Miss Nicaragua director banned from entering the country after Miss Universe Sheynnis Palacios' win
Authorities have banned Karen Celebretti, the director of Miss Nicaragua, and her daughter from entering their home country.
This comes after its delegate Sheynnis Palacios was crowned Miss Universe 2023 last week in El Salvador.
A source told EFE that Celebretti, a finalist of Miss Nicaragua in 1991 and representative of the Miss Universe franchise in the country since 2001, and her daughter were detained at the Augusto C. Andino International Airport and later deported to Mexico.
Aeromexico, the airline they were on, reportedly did not inform them of the government's decision to deny them entry to Nicaragua until they were already in the country.
While people in Nicaragua celebrated the win, its vice president, Rosario Murillo, condemned people who are objectifying women because she thinks “they intend to turn a beautiful and well-deserved moment of pride and celebration into a destructive coup-mongering.”
"In these hours and days of new victories, we see the gross exploitation, and the crude and evil terrorist communication, that seeks to turn a beautiful and well-deserved moment of pride and celebration into destructive coup-mongering," Murillo said.
Not the first time
Many Nicaraguans have criticized and held public protests against President Daniel Ortega's government.
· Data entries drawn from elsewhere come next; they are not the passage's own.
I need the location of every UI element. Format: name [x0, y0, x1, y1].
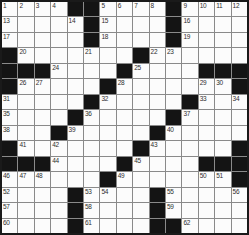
cell-r12c13[interactable]: 50: [199, 172, 214, 186]
cell-r7c9[interactable]: [133, 95, 148, 109]
cell-r15c3[interactable]: [35, 219, 50, 233]
cell-r8c6[interactable]: 36: [84, 110, 99, 124]
cell-r4c7[interactable]: [100, 48, 115, 62]
cell-r13c4[interactable]: [51, 188, 66, 202]
black-cell-r13c5: [68, 188, 83, 202]
cell-r3c12[interactable]: 19: [182, 33, 197, 47]
cell-r15c14[interactable]: [215, 219, 230, 233]
cell-r1c9[interactable]: 7: [133, 2, 148, 16]
clue-number-19: 19: [183, 33, 190, 40]
cell-r10c12[interactable]: [182, 141, 197, 155]
clue-number-56: 56: [233, 188, 240, 195]
clue-number-1: 1: [3, 2, 6, 9]
cell-r2c5[interactable]: 14: [68, 17, 83, 31]
cell-r9c8[interactable]: [117, 126, 132, 140]
cell-r11c7[interactable]: [100, 157, 115, 171]
cell-r1c1[interactable]: 1: [2, 2, 17, 16]
clue-number-27: 27: [36, 79, 43, 86]
cell-r15c6[interactable]: 61: [84, 219, 99, 233]
cell-r9c9[interactable]: [133, 126, 148, 140]
cell-r12c12[interactable]: [182, 172, 197, 186]
cell-r3c5[interactable]: [68, 33, 83, 47]
cell-r5c4[interactable]: 24: [51, 64, 66, 78]
clue-number-33: 33: [200, 95, 207, 102]
cell-r11c10[interactable]: [150, 157, 165, 171]
cell-r4c2[interactable]: 20: [18, 48, 33, 62]
clue-number-30: 30: [216, 79, 223, 86]
cell-r14c3[interactable]: [35, 203, 50, 217]
cell-r1c14[interactable]: 11: [215, 2, 230, 16]
clue-number-10: 10: [200, 2, 207, 9]
cell-r15c9[interactable]: [133, 219, 148, 233]
cell-r9c12[interactable]: [182, 126, 197, 140]
black-cell-r4c9: [133, 48, 148, 62]
clue-number-34: 34: [233, 95, 240, 102]
cell-r7c5[interactable]: [68, 95, 83, 109]
cell-r3c3[interactable]: [35, 33, 50, 47]
crossword-page: 1234567891011121314151617181920212223242…: [0, 0, 249, 235]
black-cell-r11c15: [232, 157, 247, 171]
cell-r10c11[interactable]: [166, 141, 181, 155]
cell-r9c5[interactable]: 39: [68, 126, 83, 140]
cell-r1c12[interactable]: 9: [182, 2, 197, 16]
black-cell-r6c7: [100, 79, 115, 93]
clue-number-60: 60: [3, 219, 10, 226]
cell-r14c11[interactable]: 59: [166, 203, 181, 217]
clue-number-40: 40: [167, 126, 174, 133]
cell-r12c14[interactable]: 51: [215, 172, 230, 186]
cell-r8c4[interactable]: [51, 110, 66, 124]
clue-number-50: 50: [200, 172, 207, 179]
clue-number-47: 47: [19, 172, 26, 179]
cell-r3c10[interactable]: [150, 33, 165, 47]
cell-r10c5[interactable]: [68, 141, 83, 155]
cell-r14c2[interactable]: [18, 203, 33, 217]
cell-r8c9[interactable]: [133, 110, 148, 124]
clue-number-45: 45: [134, 157, 141, 164]
black-cell-r9c10: [150, 126, 165, 140]
cell-r6c6[interactable]: [84, 79, 99, 93]
cell-r3c4[interactable]: [51, 33, 66, 47]
cell-r4c13[interactable]: [199, 48, 214, 62]
black-cell-r1c6: [84, 2, 99, 16]
clue-number-4: 4: [52, 2, 55, 9]
clue-number-38: 38: [3, 126, 10, 133]
clue-number-55: 55: [167, 188, 174, 195]
clue-number-18: 18: [101, 33, 108, 40]
cell-r2c1[interactable]: 13: [2, 17, 17, 31]
cell-r7c14[interactable]: [215, 95, 230, 109]
clue-number-25: 25: [134, 64, 141, 71]
cell-r8c7[interactable]: [100, 110, 115, 124]
clue-number-51: 51: [216, 172, 223, 179]
cell-r11c11[interactable]: [166, 157, 181, 171]
cell-r13c2[interactable]: [18, 188, 33, 202]
cell-r1c4[interactable]: 4: [51, 2, 66, 16]
cell-r2c14[interactable]: [215, 17, 230, 31]
cell-r7c1[interactable]: 31: [2, 95, 17, 109]
black-cell-r4c1: [2, 48, 17, 62]
black-cell-r1c5: [68, 2, 83, 16]
cell-r12c5[interactable]: [68, 172, 83, 186]
cell-r12c6[interactable]: [84, 172, 99, 186]
black-cell-r10c9: [133, 141, 148, 155]
cell-r5c12[interactable]: [182, 64, 197, 78]
cell-r4c11[interactable]: 23: [166, 48, 181, 62]
cell-r7c13[interactable]: 33: [199, 95, 214, 109]
cell-r12c2[interactable]: 47: [18, 172, 33, 186]
black-cell-r11c8: [117, 157, 132, 171]
cell-r6c2[interactable]: 26: [18, 79, 33, 93]
cell-r2c4[interactable]: [51, 17, 66, 31]
black-cell-r9c4: [51, 126, 66, 140]
cell-r8c1[interactable]: 35: [2, 110, 17, 124]
cell-r4c15[interactable]: [232, 48, 247, 62]
cell-r10c13[interactable]: [199, 141, 214, 155]
cell-r1c3[interactable]: 3: [35, 2, 50, 16]
crossword-grid: 1234567891011121314151617181920212223242…: [0, 0, 249, 235]
clue-number-58: 58: [85, 203, 92, 210]
cell-r10c8[interactable]: [117, 141, 132, 155]
clue-number-2: 2: [19, 2, 22, 9]
cell-r6c14[interactable]: 30: [215, 79, 230, 93]
cell-r8c15[interactable]: [232, 110, 247, 124]
black-cell-r2c11: [166, 17, 181, 31]
cell-r7c4[interactable]: [51, 95, 66, 109]
black-cell-r6c1: [2, 79, 17, 93]
cell-r15c13[interactable]: [199, 219, 214, 233]
cell-r12c8[interactable]: 49: [117, 172, 132, 186]
cell-r13c14[interactable]: [215, 188, 230, 202]
black-cell-r14c10: [150, 203, 165, 217]
black-cell-r7c6: [84, 95, 99, 109]
clue-number-35: 35: [3, 110, 10, 117]
cell-r10c14[interactable]: [215, 141, 230, 155]
cell-r2c8[interactable]: [117, 17, 132, 31]
black-cell-r11c13: [199, 157, 214, 171]
cell-r6c13[interactable]: 29: [199, 79, 214, 93]
clue-number-16: 16: [183, 17, 190, 24]
cell-r2c2[interactable]: [18, 17, 33, 31]
black-cell-r5c14: [215, 64, 230, 78]
cell-r4c10[interactable]: 22: [150, 48, 165, 62]
clue-number-5: 5: [101, 2, 104, 9]
cell-r9c15[interactable]: [232, 126, 247, 140]
clue-number-29: 29: [200, 79, 207, 86]
black-cell-r8c5: [68, 110, 83, 124]
clue-number-39: 39: [69, 126, 76, 133]
cell-r15c1[interactable]: 60: [2, 219, 17, 233]
clue-number-36: 36: [85, 110, 92, 117]
cell-r2c7[interactable]: 15: [100, 17, 115, 31]
cell-r13c11[interactable]: 55: [166, 188, 181, 202]
cell-r12c10[interactable]: [150, 172, 165, 186]
clue-number-42: 42: [52, 141, 59, 148]
cell-r10c4[interactable]: 42: [51, 141, 66, 155]
black-cell-r10c1: [2, 141, 17, 155]
cell-r2c13[interactable]: [199, 17, 214, 31]
cell-r9c2[interactable]: [18, 126, 33, 140]
cell-r10c7[interactable]: [100, 141, 115, 155]
cell-r1c13[interactable]: 10: [199, 2, 214, 16]
black-cell-r3c6: [84, 33, 99, 47]
cell-r3c8[interactable]: [117, 33, 132, 47]
cell-r14c14[interactable]: [215, 203, 230, 217]
cell-r9c7[interactable]: [100, 126, 115, 140]
black-cell-r2c6: [84, 17, 99, 31]
cell-r4c14[interactable]: [215, 48, 230, 62]
cell-r13c1[interactable]: 52: [2, 188, 17, 202]
cell-r13c9[interactable]: [133, 188, 148, 202]
cell-r10c10[interactable]: 43: [150, 141, 165, 155]
clue-number-13: 13: [3, 17, 10, 24]
cell-r6c10[interactable]: [150, 79, 165, 93]
cell-r15c15[interactable]: [232, 219, 247, 233]
cell-r1c10[interactable]: 8: [150, 2, 165, 16]
cell-r7c10[interactable]: [150, 95, 165, 109]
cell-r14c13[interactable]: [199, 203, 214, 217]
cell-r6c5[interactable]: [68, 79, 83, 93]
cell-r13c13[interactable]: [199, 188, 214, 202]
cell-r2c15[interactable]: [232, 17, 247, 31]
cell-r14c12[interactable]: [182, 203, 197, 217]
cell-r15c12[interactable]: 62: [182, 219, 197, 233]
black-cell-r5c3: [35, 64, 50, 78]
clue-number-7: 7: [134, 2, 137, 9]
cell-r3c7[interactable]: 18: [100, 33, 115, 47]
cell-r14c8[interactable]: [117, 203, 132, 217]
cell-r11c9[interactable]: 45: [133, 157, 148, 171]
cell-r8c14[interactable]: [215, 110, 230, 124]
cell-r15c7[interactable]: [100, 219, 115, 233]
clue-number-44: 44: [52, 157, 59, 164]
cell-r5c6[interactable]: [84, 64, 99, 78]
cell-r4c8[interactable]: [117, 48, 132, 62]
black-cell-r12c7: [100, 172, 115, 186]
cell-r12c11[interactable]: [166, 172, 181, 186]
cell-r14c4[interactable]: [51, 203, 66, 217]
black-cell-r5c2: [18, 64, 33, 78]
cell-r6c12[interactable]: [182, 79, 197, 93]
cell-r3c1[interactable]: 17: [2, 33, 17, 47]
cell-r5c7[interactable]: [100, 64, 115, 78]
black-cell-r5c13: [199, 64, 214, 78]
cell-r14c1[interactable]: 57: [2, 203, 17, 217]
cell-r8c10[interactable]: [150, 110, 165, 124]
cell-r15c4[interactable]: [51, 219, 66, 233]
clue-number-20: 20: [19, 48, 26, 55]
cell-r11c5[interactable]: [68, 157, 83, 171]
clue-number-62: 62: [183, 219, 190, 226]
black-cell-r1c11: [166, 2, 181, 16]
cell-r5c11[interactable]: [166, 64, 181, 78]
clue-number-41: 41: [19, 141, 26, 148]
cell-r1c7[interactable]: 5: [100, 2, 115, 16]
cell-r2c12[interactable]: 16: [182, 17, 197, 31]
black-cell-r7c12: [182, 95, 197, 109]
cell-r14c6[interactable]: 58: [84, 203, 99, 217]
clue-number-12: 12: [233, 2, 240, 9]
cell-r1c8[interactable]: 6: [117, 2, 132, 16]
cell-r6c4[interactable]: [51, 79, 66, 93]
clue-number-52: 52: [3, 188, 10, 195]
cell-r13c6[interactable]: 53: [84, 188, 99, 202]
cell-r8c12[interactable]: 37: [182, 110, 197, 124]
clue-number-59: 59: [167, 203, 174, 210]
clue-number-32: 32: [101, 95, 108, 102]
black-cell-r11c3: [35, 157, 50, 171]
cell-r11c6[interactable]: [84, 157, 99, 171]
cell-r7c2[interactable]: [18, 95, 33, 109]
clue-number-15: 15: [101, 17, 108, 24]
black-cell-r5c15: [232, 64, 247, 78]
cell-r10c3[interactable]: [35, 141, 50, 155]
cell-r12c4[interactable]: [51, 172, 66, 186]
black-cell-r11c2: [18, 157, 33, 171]
clue-number-14: 14: [69, 17, 76, 24]
cell-r12c1[interactable]: 46: [2, 172, 17, 186]
clue-number-57: 57: [3, 203, 10, 210]
cell-r14c15[interactable]: [232, 203, 247, 217]
cell-r1c2[interactable]: 2: [18, 2, 33, 16]
black-cell-r11c1: [2, 157, 17, 171]
black-cell-r12c15: [232, 172, 247, 186]
black-cell-r3c11: [166, 33, 181, 47]
clue-number-24: 24: [52, 64, 59, 71]
cell-r13c15[interactable]: 56: [232, 188, 247, 202]
clue-number-23: 23: [167, 48, 174, 55]
clue-number-11: 11: [216, 2, 222, 9]
cell-r8c3[interactable]: [35, 110, 50, 124]
cell-r7c15[interactable]: 34: [232, 95, 247, 109]
clue-number-6: 6: [118, 2, 121, 9]
clue-number-3: 3: [36, 2, 39, 9]
clue-number-53: 53: [85, 188, 92, 195]
cell-r4c4[interactable]: [51, 48, 66, 62]
cell-r15c8[interactable]: [117, 219, 132, 233]
black-cell-r10c15: [232, 141, 247, 155]
cell-r4c6[interactable]: 21: [84, 48, 99, 62]
cell-r10c2[interactable]: 41: [18, 141, 33, 155]
clue-number-8: 8: [151, 2, 154, 9]
clue-number-49: 49: [118, 172, 125, 179]
cell-r12c9[interactable]: [133, 172, 148, 186]
cell-r5c10[interactable]: [150, 64, 165, 78]
cell-r2c10[interactable]: [150, 17, 165, 31]
cell-r11c4[interactable]: 44: [51, 157, 66, 171]
cell-r1c15[interactable]: 12: [232, 2, 247, 16]
cell-r13c3[interactable]: [35, 188, 50, 202]
cell-r13c7[interactable]: 54: [100, 188, 115, 202]
clue-number-37: 37: [183, 110, 190, 117]
clue-number-61: 61: [85, 219, 92, 226]
clue-number-43: 43: [151, 141, 158, 148]
clue-number-46: 46: [3, 172, 10, 179]
clue-number-9: 9: [183, 2, 186, 9]
cell-r14c9[interactable]: [133, 203, 148, 217]
cell-r13c8[interactable]: [117, 188, 132, 202]
cell-r13c12[interactable]: [182, 188, 197, 202]
cell-r7c3[interactable]: [35, 95, 50, 109]
cell-r10c6[interactable]: [84, 141, 99, 155]
cell-r6c11[interactable]: [166, 79, 181, 93]
cell-r5c5[interactable]: [68, 64, 83, 78]
black-cell-r11c14: [215, 157, 230, 171]
cell-r9c3[interactable]: [35, 126, 50, 140]
black-cell-r14c5: [68, 203, 83, 217]
black-cell-r5c1: [2, 64, 17, 78]
cell-r4c3[interactable]: [35, 48, 50, 62]
clue-number-21: 21: [85, 48, 92, 55]
cell-r9c6[interactable]: [84, 126, 99, 140]
cell-r14c7[interactable]: [100, 203, 115, 217]
cell-r7c8[interactable]: [117, 95, 132, 109]
black-cell-r5c8: [117, 64, 132, 78]
cell-r3c15[interactable]: [232, 33, 247, 47]
cell-r4c12[interactable]: [182, 48, 197, 62]
cell-r2c9[interactable]: [133, 17, 148, 31]
cell-r8c2[interactable]: [18, 110, 33, 124]
black-cell-r6c15: [232, 79, 247, 93]
cell-r3c14[interactable]: [215, 33, 230, 47]
clue-number-26: 26: [19, 79, 26, 86]
cell-r9c1[interactable]: 38: [2, 126, 17, 140]
clue-number-54: 54: [101, 188, 108, 195]
black-cell-r13c10: [150, 188, 165, 202]
cell-r7c11[interactable]: [166, 95, 181, 109]
cell-r15c2[interactable]: [18, 219, 33, 233]
cell-r5c9[interactable]: 25: [133, 64, 148, 78]
cell-r6c8[interactable]: 28: [117, 79, 132, 93]
cell-r3c2[interactable]: [18, 33, 33, 47]
cell-r2c3[interactable]: [35, 17, 50, 31]
clue-number-28: 28: [118, 79, 125, 86]
cell-r7c7[interactable]: 32: [100, 95, 115, 109]
cell-r9c13[interactable]: [199, 126, 214, 140]
cell-r8c13[interactable]: [199, 110, 214, 124]
black-cell-r15c11: [166, 219, 181, 233]
cell-r11c12[interactable]: [182, 157, 197, 171]
cell-r9c11[interactable]: 40: [166, 126, 181, 140]
clue-number-17: 17: [3, 33, 10, 40]
cell-r12c3[interactable]: 48: [35, 172, 50, 186]
cell-r4c5[interactable]: [68, 48, 83, 62]
cell-r6c9[interactable]: [133, 79, 148, 93]
cell-r3c13[interactable]: [199, 33, 214, 47]
black-cell-r8c11: [166, 110, 181, 124]
cell-r9c14[interactable]: [215, 126, 230, 140]
clue-number-48: 48: [36, 172, 43, 179]
cell-r3c9[interactable]: [133, 33, 148, 47]
black-cell-r15c10: [150, 219, 165, 233]
black-cell-r15c5: [68, 219, 83, 233]
cell-r6c3[interactable]: 27: [35, 79, 50, 93]
clue-number-22: 22: [151, 48, 158, 55]
clue-number-31: 31: [3, 95, 10, 102]
cell-r8c8[interactable]: [117, 110, 132, 124]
In 2019, Celebretti was briefly detained together with dozens of protesters after she demanded the release of political prisoners in Managua.
According to AP News, newly-crowned Palacios also came from a college that held protests against the regime in 2018, and the beauty queen "apparently participated in the marches."
Palacios also reportedly shared photos of herself at a protest on a since-deleted Facebook account. “I didn’t know whether to go, I was afraid of what might happen,” she wrote, according to AP News.
355 people were killed by government forces during the protest.
Palacios is a social relations graduate from the closed Jesuit Universidad Centroamericana (UCA) in Managua. She made history last Nov. 19 (PHT) when she won the coveted Miss Universe title, making her the first Nicaraguan and Central American to win the title.
In her winning answer, she said she wants to open the income gap "so women could work in any area they choose to work in because there are no limitations for women."
Palacios will be residing in New York City during her reign.
Miss Universe Nicaragua, Palacios, and the Nicaraguan government have yet to address the issue.